In the event, Dr Charles, in her address to workers, which had the feel of a campaign rally, said: “Most of you know who I am. Most of you know that an election is coming and I am not going to pretend that it is not political because I need your vote.”

REASONABLE APPEAL

That statement is of itself a reasonable and honest appeal for votes by a politician on the hustings. The possibility of it becoming more when it is taken in the fuller context of the episode: the handing out of state resources in the heat of an election contest by Dr Charles’ father, then a senior member of the governing party and the presiding officer of Parliament. Even Dr Charles would agree that the circumstance, on the face of it, met the officious bystander test for an appeal to patronage, for which Charles Sr’s role in St Thomas Farms wouldn’t provide a fig leaf sufficiently broad to conceal.

Unfortunately, Dr Charles, maybe because of naivete, failed to recognise that taken together, her words and their apparent context may have pushed her across the line in a breach of the Political Code of Conduct against improperly attempting to influence the choice of voters with public or private money, as Mrs Parchment Brown ruled. This is not a criminal offence under the political ombudsman law.

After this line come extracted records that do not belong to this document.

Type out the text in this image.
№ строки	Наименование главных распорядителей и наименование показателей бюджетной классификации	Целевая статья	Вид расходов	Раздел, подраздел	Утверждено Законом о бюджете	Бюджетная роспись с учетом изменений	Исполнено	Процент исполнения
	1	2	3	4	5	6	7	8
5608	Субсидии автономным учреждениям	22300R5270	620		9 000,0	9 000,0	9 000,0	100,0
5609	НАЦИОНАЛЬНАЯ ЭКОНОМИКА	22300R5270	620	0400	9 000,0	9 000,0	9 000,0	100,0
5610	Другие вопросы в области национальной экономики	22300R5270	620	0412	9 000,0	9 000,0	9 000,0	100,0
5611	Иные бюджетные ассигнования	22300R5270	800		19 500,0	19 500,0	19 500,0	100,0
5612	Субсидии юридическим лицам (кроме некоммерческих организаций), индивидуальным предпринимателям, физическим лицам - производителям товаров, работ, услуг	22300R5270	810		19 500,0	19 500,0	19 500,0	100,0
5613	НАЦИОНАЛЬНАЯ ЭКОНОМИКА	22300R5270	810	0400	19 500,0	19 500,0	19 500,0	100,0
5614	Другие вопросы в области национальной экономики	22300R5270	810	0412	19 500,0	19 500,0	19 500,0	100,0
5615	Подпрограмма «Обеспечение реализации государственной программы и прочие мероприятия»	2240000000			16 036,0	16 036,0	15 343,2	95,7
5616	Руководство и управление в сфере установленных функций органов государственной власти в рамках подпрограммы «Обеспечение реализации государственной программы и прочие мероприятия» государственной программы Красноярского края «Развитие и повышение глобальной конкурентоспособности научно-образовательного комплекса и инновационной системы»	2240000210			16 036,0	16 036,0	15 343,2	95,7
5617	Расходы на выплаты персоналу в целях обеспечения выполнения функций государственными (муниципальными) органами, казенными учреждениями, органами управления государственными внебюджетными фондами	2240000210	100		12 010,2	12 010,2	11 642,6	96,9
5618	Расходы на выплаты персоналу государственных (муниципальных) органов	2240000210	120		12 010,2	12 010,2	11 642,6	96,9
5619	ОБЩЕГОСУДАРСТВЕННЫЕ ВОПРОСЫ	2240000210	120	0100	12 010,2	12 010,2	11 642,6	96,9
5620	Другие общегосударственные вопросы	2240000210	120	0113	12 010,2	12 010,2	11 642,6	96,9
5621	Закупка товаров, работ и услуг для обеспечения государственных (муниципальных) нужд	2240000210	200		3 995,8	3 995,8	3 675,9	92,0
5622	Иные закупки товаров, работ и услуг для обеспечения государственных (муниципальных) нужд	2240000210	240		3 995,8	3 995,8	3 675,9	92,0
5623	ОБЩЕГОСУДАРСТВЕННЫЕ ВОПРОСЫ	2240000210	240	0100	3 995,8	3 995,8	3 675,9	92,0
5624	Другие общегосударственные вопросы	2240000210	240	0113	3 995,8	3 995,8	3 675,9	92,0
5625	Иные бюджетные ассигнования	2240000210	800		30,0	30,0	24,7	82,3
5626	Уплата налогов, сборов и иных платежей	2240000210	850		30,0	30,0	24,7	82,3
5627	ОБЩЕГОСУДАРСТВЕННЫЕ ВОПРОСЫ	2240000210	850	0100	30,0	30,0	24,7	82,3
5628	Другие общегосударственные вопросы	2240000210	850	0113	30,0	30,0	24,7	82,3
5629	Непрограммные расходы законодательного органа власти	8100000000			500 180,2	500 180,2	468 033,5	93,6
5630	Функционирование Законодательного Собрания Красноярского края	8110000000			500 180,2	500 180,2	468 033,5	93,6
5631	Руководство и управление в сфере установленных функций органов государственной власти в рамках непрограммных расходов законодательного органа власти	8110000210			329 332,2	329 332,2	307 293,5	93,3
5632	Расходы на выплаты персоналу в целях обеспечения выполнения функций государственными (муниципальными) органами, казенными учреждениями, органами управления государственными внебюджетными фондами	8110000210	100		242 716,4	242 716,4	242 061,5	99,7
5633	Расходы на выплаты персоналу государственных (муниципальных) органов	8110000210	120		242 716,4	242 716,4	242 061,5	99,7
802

But by Mrs Parchment Brown’s reckoning, Dr Charles also skirted close, and very probably waded into, the prohibition of the Representation of the People Act of candidates in an election from “directly or indirectly” giving, lending, offering, or promising voters “money or valuable consideration” to induce ballots in her favour

When the political ombudsman makes adverse findings against politicians or the supporters of political parties, whether in respect to the Political Code of Conduct or for breachers of other electoral laws, the ombudsman’s only recourse is to send those findings, with any recommendations for redress, to the leaders of the political parties. In Dr Charles’ case, Mrs Parchment Brown recommended counselling and mentoring. If nothing happens within a reasonable time she can seek to have the reports tabled in Parliament. That’s it. Mrs Parchment Brown has been lobbying, without avail, for the authority to refer potentially criminal matters to the director of public prosecutions.

First, however, there should be a review of the law for relevance, including whether it is past its best-by date, and how the Office of the Political Ombudsman should interface with the Electoral Commission of Jamaica, which runs elections, but which has been less than aggressive in pursuing claims, such as has exercised the ombudsman. That review should start now.